Jena setzt Ungeschlagen-Serie auch in Rathenow fort

Carl Zeiss Jena bezwingt Rathenow und springt auf Platz drei 09:32 Min. Verfügbar bis 23.10.2022

Fußball | Regionalliga

Jena setzt Ungeschlagen-Serie auch in Rathenow fort

Der FC Carl Zeiss Jena bleibt auch das zwölfte Spiel in Serie ungeschlagen. In Rathenow mussten die Thüringer aber erstmal einem Rückstand hinterherlaufen.

Der FC Carl Zeiss Jena klettert in der Regionalliga weiter nach oben. Nach dem 3:1-(1:1)-Sieg von Samstag (23.10.2021) bei Optik Rathenow sind die Thüringer jetzt schon Tabellendritter. Rathenow bleibt nach der achten Saisonniederlage Drittletzter der Regionalliga Nordost.

Rathenow überrascht mit Führung

Rathenow vs Jena

Der abstiegsbedrohte Gastgeber aus dem Havelland überraschte Jena zunächst mit Offensivfußball und engagierten Zweikämpfen. Rathenow spielte nach vorn ging gar nicht unverdient in Führung: Nach einem Konter über rechts köpfte Jonathan Muomio aus Nahdistanz zum umjubelten 1:0 ein (13.). Vor 456 Zuschauern, darunter etwa 150 Jenaer Anhänger, brauchte der FCC nun etwas, um sich wieder zu fangen. Jena hatte zwar über weite Strecken Ballbesitzvorteile. Die richtigen Hochkaräter konnte sich Jena aber nicht herausspielen.

Doppelpack von Wolfram

Rathenow vs Jena

Noch vor der Pause kam Jena aber zum Ausgleich: Nach einer Ecke köpfte Maximilian Wolfram zum verdienten 1:1 ein (35.). Neuen Wind bekam das CZ-Spiel nach der Pause mit den Einwechslungen von Alexander Prokopenko und Leon Bürger. Die Jenaer Führung fiel dann aber doch etwas glücklich: Optik-Abwehrspieler Benjamin Wilcke bekam den Ball an den Arm, den fälligen Handelfmeter verwandelte Wolfram sicher und schnürte damit einen Doppelpack (53.).

Konter zur Entscheidung

Rathenow gab sich nicht auf und drängte auf den Ausgleich. Mit zunehmender Spieldauer ergaben sich so für Jena Konterchancen. Der eingewechselte Vasileios Dedidis (83.), Maximilian Oesterhelweg (85.) und Wolfram ließen gute Möglichkeiten noch liegen. Zur 3:1-Entscheidung traf schließlich Dedidis freistehend aus Nahdistanz (90.).

Das sagten die Trainer

Andreas Patz (Carl Zeiss Jena): "Ich bin sehr froh, dass wir hier drei Punkte eingefahren haben. Wir wussten, was auf uns zukommt. Trotzdem hatten wir keine gute Anfangsphase und sind mit dem Gegentor bestraft worden. Wir wussten um die Stärke und Leidenschaft von Optik. Wir haben das angesprochen, das aber nicht gleich umgesetzt. So mussten wir dem Rückstand hinterherlaufen. Aber wir sind ruhig geblieben. Wir haben dann mehr und mehr ins Spiel reingefunden. Wir sind einfach geblieben. Wir sind froh, dass wir das Spiel in der zweiten Halbzeit angepasst haben. Jetzt sind wir glücklich, dass wir mit dem Sieg nach Hause fahren dürfen. Rathenow steht mit ein paar Punkten zu wenig da. Glückwunsch für den Auftritt, Rathenow hat uns alles abverlangt."

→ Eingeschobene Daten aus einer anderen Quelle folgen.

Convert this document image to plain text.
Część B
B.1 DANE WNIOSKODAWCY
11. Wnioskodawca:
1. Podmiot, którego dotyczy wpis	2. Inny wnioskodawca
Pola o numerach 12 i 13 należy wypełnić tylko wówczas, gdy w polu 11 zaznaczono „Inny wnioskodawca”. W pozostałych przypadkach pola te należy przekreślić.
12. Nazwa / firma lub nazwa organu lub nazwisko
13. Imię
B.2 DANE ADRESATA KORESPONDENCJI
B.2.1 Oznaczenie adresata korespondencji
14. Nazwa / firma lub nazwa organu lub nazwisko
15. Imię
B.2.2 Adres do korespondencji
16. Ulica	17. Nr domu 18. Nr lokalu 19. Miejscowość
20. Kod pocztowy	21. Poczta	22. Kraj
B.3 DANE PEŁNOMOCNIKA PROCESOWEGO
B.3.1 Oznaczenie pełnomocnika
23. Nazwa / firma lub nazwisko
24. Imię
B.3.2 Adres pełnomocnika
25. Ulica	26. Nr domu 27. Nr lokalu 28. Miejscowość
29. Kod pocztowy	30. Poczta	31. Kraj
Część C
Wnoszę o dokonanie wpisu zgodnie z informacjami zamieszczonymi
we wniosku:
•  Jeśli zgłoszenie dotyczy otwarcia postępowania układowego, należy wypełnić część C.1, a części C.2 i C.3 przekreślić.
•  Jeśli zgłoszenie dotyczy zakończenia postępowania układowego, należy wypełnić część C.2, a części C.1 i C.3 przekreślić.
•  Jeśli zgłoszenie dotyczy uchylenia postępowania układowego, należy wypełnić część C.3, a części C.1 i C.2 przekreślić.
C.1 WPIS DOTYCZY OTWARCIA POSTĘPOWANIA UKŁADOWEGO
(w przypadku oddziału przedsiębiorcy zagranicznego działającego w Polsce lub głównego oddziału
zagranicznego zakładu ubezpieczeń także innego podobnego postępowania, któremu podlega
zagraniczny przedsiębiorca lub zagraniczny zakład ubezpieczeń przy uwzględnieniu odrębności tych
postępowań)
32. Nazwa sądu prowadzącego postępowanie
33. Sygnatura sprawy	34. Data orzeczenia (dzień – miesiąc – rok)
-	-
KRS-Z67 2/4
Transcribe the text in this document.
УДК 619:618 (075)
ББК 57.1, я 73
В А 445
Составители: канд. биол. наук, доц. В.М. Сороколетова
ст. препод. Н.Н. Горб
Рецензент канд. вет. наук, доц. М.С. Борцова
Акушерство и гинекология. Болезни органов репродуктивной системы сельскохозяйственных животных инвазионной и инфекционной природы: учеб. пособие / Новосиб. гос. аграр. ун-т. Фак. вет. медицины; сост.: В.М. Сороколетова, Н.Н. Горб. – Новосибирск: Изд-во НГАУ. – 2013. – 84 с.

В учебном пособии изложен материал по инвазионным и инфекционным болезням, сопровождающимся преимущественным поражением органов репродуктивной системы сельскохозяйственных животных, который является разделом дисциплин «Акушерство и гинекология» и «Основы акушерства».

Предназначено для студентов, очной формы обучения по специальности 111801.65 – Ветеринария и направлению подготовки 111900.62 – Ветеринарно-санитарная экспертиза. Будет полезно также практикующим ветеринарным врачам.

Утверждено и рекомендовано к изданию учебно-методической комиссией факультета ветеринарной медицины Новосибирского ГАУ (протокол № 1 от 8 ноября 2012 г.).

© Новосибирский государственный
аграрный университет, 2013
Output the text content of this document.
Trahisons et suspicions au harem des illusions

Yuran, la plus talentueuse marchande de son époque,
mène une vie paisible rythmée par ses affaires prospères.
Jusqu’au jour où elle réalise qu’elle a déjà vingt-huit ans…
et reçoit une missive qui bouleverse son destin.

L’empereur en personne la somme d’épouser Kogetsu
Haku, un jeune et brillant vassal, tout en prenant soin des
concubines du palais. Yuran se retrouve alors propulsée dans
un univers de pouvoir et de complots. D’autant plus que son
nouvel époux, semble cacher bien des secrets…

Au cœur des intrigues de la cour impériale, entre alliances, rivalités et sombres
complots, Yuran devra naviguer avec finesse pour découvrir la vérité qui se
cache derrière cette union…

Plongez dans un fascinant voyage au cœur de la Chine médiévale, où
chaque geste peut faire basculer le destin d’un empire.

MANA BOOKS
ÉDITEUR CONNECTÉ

Ingo Kahlisch (Optik Rathenow): "Ich bin unglücklich, dass ich jede Woche den gleichen Scheiß quatschen muss. Wenn man auf die Tabelle schaut, sieht man, wo wir stehen. Jena, Cottbus, Chemnitz sind nicht unser Maßstab. Man sieht, was geht, wenn man sich reinhaut. Wir haben noch fünf Endspiele. Da müssen wir punkten. Wir müssen ruhig bleiben, dann kommen die Siege auch. Die Niederlage heute tut noch mehr weh als gegen Chemnitz. Bis zum 3:1 war immer noch was drin. Leider hat es wieder nicht gereicht."